The Two Miss’s You Don’t Want To Meet

With Banks like Barclays Capital saying that: “£150,000 is becoming an approximate cut-off point for the provision of face-to-face advice, with the fee structure for personalised advice heading towards an ongoing 1 per cent of assets under management.” See Link . That leaves 80% of the UK’s adult population underserved.

I think that leaves 40 million adults in the UK vulnerable to the “Two Miss’s You Don’t Want to Meet”: Mis-selling and Mis-buying!

The often quoted alternative to face-to-face advice is on-line platforms. Here investors take their financial life into their own hands and play the markets with an array of investment choices. Supported only by a sway of marketing hype about which managers perform best. The truth is few if any consistently outperform the markets, and after charges it is questionable if any do.

The support tools are uninspiring spreadsheets, pie charts and graphs, as if planning your finances was all about the numbers. It’s not of course, it is meant to be all about you the investor. But, the money people find it challenging to move themselves from a product mind-set, and it’s all they can talk about.

Every face-to-face advice conversation these days seems to be about protection insurance, where the adviser can still get commission after it was banned on investments in 2013. I heard that shareholder protection is a must have, as if the director dies then shares pass to the spouse, who could marry a fool. And, if the spouse dies that leaves the fool as a key stakeholder in your business. I’m not saying that couldn’t happen. But, look at all the what if’s. Now consider the probability of that happening, compound that probability with the risk of the event being insured and consider whether it might not be better covering the risk from your cash reserves.

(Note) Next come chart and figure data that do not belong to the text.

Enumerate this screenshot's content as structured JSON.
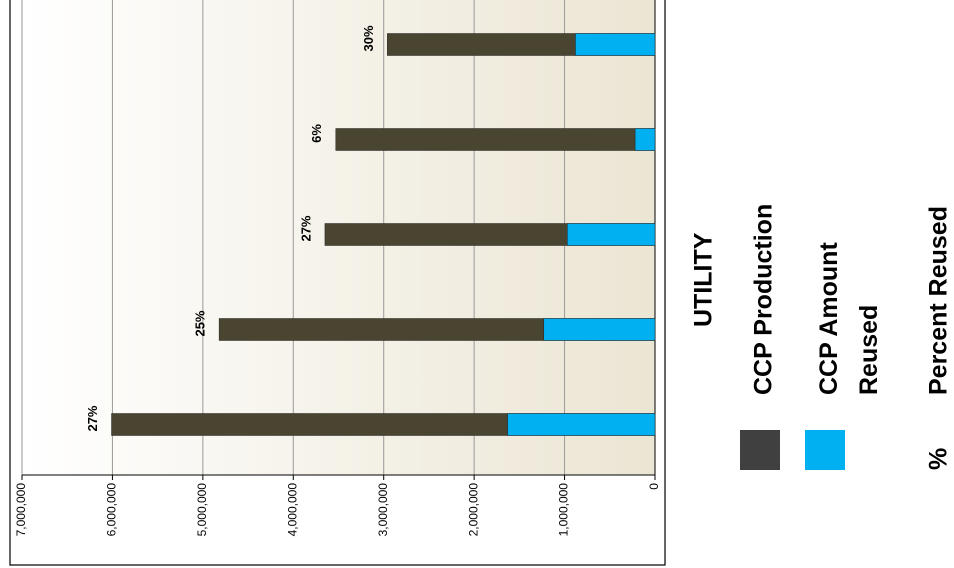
{
  "chart_data": {
    "type": "bar",
    "orientation": "horizontal-reversed",
    "categories": [
      null,
      null,
      null,
      null,
      null
    ],
    "series": [
      {
        "name": "CCP Production",
        "color": "#4a4530",
        "legend_color": "#404040",
        "values": [
          2960000,
          3530000,
          3650000,
          4820000,
          6010000
        ]
      },
      {
        "name": "CCP Amount Reused",
        "color": "#00b0f0",
        "legend_color": "#00b0f0",
        "values": [
          880000,
          220000,
          970000,
          1230000,
          1630000
        ]
      },
      {
        "name": "Percent Reused",
        "legend_symbol": "%",
        "values": [
          30,
          6,
          27,
          25,
          27
        ],
        "value_labels": [
          "30%",
          "6%",
          "27%",
          "25%",
          "27%"
        ]
      }
    ],
    "legend_title": "UTILITY",
    "xlim": [
      0,
      7000000
    ],
    "xticks": [
      0,
      {
        "value": 1000000,
        "label": "1,000,000"
      },
      {
        "value": 2000000,
        "label": "2,000,000"
      },
      {
        "value": 3000000,
        "label": "3,000,000"
      },
      {
        "value": 4000000,
        "label": "4,000,000"
      },
      {
        "value": 5000000,
        "label": "5,000,000"
      },
      {
        "value": 6000000,
        "label": "6,000,000"
      },
      {
        "value": 7000000,
        "label": "7,000,000"
      }
    ],
    "grid": true
  }
}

I’m not sure the industry has learned it’s lesson. When will advisers and providers learn to treat the client as their customer, rather than their money.

Did you see the Telegraph article “We lost everything gambling on shares…” See Link. This is the fait awaiting the 40 million underserved. No amount of regulation or simplified advice (read product selling) process is going to stop people mis-buying products.

The fact of the matter is, there are too many people running financial service firms who themselves have a money problem. I call it over-identifying with money.

People who have learned or ancestral patterns ingrained in them that “we are our money” are drawn to have positions of influence in the money industry. They tell everyone else what to do with their money, and make a tidy profit in the process. This is at the core of what is wrong with the process.

So what’s the answer. Education. Not money education, but education on skilful thinking about money. We are not our money. We each are human beings with a life and a purpose. I’m not saying money is bad, it’s a great enabler. I am saying that it’s important to first know what’s important to us, and then use our financial resources skilfully to live a life doing just that. Doing what is important to us.

Only when we all have a wake-up call, and the money over-identifiers do not control positions of power and influence, can we change things. We can start with education.

To avoid the two Miss’s you don’t want to meet, first plan the life you would love to live, then take a look at the money. Learn about money, so that when you are orphaned by the financial advice industry you can be self-sufficient.

A good place to start is with George Kinder’s book and web-site. Link here. You can’t go far wrong here!